Daily Summary
Twelve new QuasarRAT samples were identified, representing a stable trend with a 9% increase over the seven-day average of eleven. No new command-and-control (C2) infrastructure was registered today.
New Samples Detected
The sample set shows a continued preference for script-based initial access, with .hta (4) and .bat (3) files comprising the majority. This is complemented by three .exe files and one each of .zip and .dll, indicating a multi-format delivery strategy that blends scripts with compiled binaries.
Distribution Methods
The file types point to ongoing phishing campaigns delivering malicious archives (.zip) or links to .hta files (HTML Applications), which execute scripts to fetch the final payload.

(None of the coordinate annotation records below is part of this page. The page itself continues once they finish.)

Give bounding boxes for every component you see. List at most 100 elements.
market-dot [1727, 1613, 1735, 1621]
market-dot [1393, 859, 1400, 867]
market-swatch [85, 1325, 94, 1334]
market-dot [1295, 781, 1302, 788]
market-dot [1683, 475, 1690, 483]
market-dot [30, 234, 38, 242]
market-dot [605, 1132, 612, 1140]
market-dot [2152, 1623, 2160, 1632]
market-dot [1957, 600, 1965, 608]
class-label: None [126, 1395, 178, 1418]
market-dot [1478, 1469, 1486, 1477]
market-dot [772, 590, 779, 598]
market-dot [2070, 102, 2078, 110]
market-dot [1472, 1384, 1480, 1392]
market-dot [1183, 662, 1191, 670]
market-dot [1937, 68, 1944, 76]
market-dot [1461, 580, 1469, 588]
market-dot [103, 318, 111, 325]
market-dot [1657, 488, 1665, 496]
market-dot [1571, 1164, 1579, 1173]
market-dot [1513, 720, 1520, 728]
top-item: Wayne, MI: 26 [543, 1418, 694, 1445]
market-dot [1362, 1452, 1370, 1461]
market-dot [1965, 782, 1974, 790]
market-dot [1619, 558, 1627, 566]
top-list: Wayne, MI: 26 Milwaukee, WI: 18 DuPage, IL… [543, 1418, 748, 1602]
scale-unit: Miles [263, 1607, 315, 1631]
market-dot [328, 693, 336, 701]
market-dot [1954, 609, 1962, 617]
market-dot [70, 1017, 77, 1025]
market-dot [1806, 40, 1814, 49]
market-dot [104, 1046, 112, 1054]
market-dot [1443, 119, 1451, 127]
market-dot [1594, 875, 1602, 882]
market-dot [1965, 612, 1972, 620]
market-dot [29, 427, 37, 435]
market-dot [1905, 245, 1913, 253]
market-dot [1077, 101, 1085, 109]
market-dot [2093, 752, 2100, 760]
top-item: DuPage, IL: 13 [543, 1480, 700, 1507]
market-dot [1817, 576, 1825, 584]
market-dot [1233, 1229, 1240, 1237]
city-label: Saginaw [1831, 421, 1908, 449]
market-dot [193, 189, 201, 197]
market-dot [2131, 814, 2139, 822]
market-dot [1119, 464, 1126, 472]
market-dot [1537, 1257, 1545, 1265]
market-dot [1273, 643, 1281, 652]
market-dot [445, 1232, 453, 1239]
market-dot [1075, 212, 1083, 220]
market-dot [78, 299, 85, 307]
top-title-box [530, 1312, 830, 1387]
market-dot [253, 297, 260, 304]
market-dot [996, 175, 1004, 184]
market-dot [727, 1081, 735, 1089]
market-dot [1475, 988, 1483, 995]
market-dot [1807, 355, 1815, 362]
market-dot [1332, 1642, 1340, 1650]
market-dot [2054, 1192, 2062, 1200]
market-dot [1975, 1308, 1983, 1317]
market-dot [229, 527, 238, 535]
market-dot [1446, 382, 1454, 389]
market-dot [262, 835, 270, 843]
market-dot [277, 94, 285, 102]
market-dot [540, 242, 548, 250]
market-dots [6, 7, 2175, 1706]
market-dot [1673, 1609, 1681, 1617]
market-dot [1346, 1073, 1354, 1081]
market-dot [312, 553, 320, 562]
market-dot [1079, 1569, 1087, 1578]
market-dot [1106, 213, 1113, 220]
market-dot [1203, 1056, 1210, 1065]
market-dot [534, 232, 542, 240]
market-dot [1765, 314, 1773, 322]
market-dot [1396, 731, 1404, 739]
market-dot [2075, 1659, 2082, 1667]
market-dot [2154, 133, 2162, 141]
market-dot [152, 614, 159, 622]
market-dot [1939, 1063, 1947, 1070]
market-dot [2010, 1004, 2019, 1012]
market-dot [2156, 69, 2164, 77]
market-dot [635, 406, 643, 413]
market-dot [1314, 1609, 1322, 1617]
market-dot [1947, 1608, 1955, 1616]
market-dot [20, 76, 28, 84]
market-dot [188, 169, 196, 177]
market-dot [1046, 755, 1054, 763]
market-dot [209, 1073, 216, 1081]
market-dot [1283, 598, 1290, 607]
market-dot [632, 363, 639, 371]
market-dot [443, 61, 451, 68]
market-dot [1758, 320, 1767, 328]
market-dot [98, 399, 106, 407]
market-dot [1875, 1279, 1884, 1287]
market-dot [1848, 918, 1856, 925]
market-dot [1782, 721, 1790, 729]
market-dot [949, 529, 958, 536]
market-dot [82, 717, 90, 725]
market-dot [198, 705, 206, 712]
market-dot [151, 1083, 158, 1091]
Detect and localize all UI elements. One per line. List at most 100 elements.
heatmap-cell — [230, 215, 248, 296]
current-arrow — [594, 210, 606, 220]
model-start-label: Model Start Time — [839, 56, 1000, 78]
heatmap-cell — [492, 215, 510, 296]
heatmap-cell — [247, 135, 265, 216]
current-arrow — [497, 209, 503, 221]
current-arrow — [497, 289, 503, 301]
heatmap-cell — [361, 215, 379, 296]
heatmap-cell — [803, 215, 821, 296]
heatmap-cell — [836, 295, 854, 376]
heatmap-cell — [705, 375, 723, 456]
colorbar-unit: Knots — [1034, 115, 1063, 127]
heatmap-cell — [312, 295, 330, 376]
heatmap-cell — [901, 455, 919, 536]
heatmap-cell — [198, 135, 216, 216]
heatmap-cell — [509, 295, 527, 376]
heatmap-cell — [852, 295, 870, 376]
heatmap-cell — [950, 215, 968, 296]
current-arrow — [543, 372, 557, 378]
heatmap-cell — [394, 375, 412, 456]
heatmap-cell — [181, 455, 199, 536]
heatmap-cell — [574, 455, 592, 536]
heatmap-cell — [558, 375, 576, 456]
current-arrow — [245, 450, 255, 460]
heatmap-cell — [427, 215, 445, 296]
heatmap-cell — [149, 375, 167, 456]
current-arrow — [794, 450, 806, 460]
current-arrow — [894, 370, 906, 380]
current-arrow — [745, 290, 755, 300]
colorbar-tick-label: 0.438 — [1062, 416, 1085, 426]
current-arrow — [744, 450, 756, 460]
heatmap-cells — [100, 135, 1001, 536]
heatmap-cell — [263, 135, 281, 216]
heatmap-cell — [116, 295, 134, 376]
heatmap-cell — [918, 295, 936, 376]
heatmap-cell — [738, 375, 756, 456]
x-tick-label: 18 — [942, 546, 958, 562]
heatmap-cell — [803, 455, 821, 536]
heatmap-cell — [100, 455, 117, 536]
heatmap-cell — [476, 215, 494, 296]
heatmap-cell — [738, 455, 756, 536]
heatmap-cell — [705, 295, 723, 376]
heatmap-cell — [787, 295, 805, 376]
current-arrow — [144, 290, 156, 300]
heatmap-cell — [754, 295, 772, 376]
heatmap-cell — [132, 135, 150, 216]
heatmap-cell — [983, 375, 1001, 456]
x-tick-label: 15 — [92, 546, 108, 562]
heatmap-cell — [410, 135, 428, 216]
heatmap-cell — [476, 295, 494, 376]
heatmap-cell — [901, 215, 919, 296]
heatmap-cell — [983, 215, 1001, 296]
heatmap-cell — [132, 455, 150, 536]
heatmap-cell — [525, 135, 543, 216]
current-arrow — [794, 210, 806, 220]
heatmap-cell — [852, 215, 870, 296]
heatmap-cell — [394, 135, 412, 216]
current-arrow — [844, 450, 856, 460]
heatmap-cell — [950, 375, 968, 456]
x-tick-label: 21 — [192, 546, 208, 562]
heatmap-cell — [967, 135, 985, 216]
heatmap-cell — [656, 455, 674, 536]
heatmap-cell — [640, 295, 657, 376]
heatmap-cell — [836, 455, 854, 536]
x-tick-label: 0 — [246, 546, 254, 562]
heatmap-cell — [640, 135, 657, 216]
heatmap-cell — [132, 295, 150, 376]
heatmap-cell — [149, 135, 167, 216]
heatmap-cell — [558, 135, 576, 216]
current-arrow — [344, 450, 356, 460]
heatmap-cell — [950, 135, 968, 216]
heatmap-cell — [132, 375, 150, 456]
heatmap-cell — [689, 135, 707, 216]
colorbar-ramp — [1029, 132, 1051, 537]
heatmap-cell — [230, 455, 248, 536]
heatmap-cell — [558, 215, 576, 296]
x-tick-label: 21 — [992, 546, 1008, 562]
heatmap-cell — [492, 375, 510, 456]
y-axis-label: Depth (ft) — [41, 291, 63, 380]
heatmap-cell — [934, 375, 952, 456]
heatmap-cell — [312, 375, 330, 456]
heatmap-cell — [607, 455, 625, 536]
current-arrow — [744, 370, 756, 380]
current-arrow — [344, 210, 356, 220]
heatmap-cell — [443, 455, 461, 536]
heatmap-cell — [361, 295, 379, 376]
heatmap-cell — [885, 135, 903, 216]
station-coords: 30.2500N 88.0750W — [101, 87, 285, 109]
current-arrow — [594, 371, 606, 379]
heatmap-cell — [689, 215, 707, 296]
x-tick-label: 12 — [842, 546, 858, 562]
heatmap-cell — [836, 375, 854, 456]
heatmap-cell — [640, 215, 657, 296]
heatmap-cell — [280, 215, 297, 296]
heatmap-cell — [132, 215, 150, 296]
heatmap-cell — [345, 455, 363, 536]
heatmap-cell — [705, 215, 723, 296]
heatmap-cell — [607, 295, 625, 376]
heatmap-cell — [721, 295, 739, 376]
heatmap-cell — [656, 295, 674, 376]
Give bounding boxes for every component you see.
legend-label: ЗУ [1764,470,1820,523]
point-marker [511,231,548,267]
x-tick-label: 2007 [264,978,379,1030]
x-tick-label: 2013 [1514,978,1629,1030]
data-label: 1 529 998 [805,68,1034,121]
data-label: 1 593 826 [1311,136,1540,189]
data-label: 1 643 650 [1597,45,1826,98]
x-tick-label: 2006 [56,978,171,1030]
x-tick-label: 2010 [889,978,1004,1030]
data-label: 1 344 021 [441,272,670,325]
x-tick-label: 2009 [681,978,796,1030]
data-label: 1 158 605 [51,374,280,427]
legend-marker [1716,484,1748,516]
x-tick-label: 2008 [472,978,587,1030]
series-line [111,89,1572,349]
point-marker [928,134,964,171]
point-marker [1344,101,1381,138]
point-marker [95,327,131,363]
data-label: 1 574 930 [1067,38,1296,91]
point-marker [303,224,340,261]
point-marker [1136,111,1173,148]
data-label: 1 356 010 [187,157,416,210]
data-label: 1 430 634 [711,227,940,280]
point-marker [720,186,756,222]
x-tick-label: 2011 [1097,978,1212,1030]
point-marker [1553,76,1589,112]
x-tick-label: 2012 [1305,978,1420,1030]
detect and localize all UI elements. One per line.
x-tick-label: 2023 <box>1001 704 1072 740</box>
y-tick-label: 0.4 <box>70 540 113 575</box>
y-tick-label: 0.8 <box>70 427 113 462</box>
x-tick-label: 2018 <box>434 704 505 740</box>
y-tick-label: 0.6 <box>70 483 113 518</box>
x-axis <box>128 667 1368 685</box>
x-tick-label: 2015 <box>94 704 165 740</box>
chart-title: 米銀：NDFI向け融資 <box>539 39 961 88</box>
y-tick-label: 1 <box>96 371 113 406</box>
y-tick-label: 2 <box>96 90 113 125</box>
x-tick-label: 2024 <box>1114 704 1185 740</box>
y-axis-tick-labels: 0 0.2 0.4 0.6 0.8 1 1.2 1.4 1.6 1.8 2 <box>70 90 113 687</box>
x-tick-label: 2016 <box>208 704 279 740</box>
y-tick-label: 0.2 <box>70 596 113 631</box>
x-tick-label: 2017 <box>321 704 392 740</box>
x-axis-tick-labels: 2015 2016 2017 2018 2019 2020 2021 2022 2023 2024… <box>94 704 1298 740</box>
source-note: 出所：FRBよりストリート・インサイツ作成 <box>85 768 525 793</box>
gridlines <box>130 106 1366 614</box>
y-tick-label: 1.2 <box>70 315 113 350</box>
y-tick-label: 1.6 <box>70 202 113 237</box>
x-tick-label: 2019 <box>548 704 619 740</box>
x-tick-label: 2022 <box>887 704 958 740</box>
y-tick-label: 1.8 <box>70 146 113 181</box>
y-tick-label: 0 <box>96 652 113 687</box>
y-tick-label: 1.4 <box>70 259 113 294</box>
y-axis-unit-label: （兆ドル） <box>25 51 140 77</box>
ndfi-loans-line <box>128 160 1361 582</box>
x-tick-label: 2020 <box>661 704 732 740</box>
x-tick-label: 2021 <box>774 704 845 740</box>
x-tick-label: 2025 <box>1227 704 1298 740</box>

The presence of .bat files suggests follow-on actions or deployment via other scripts, aligning with known malicious document campaigns that leverage scripting for execution.
Detection Rate
Current vendor detection for these samples remains moderately high, particularly for the .exe and .dll variants. However, the .hta and .bat files, which often contain obfuscated script code, show a slightly lower detection rate, indicating these formats may offer a brief window for evasion before signatures are updated.
C2 Infrastructure
No new C2 servers were identified, suggesting actors are likely consolidating operations on existing, potentially resilient infrastructure. This could indicate a period of payload deployment and staging rather than infrastructure expansion.
7-Day Trend
Activity over the past week has been consistent, with daily sample counts hovering between nine and thirteen. This steady state suggests a persistent, low-volume operation rather than a large-scale surge.
Security Analysis
A notable shift is the equal weighting of .hta and executable files, moving slightly away from a pure reliance on executables. This may reflect an adaptation to environments where script execution controls are lax but application whitelisting is in place. The .dll sample suggests possible use of side-loading or other living-off-the-land techniques for persistence. Recommendation: Enhance monitoring for the execution of cscript/wscript and mshta.exe processes, particularly those spawned from temporary directories or email clients, to catch the script-based delivery chain before the RAT payload is retrieved.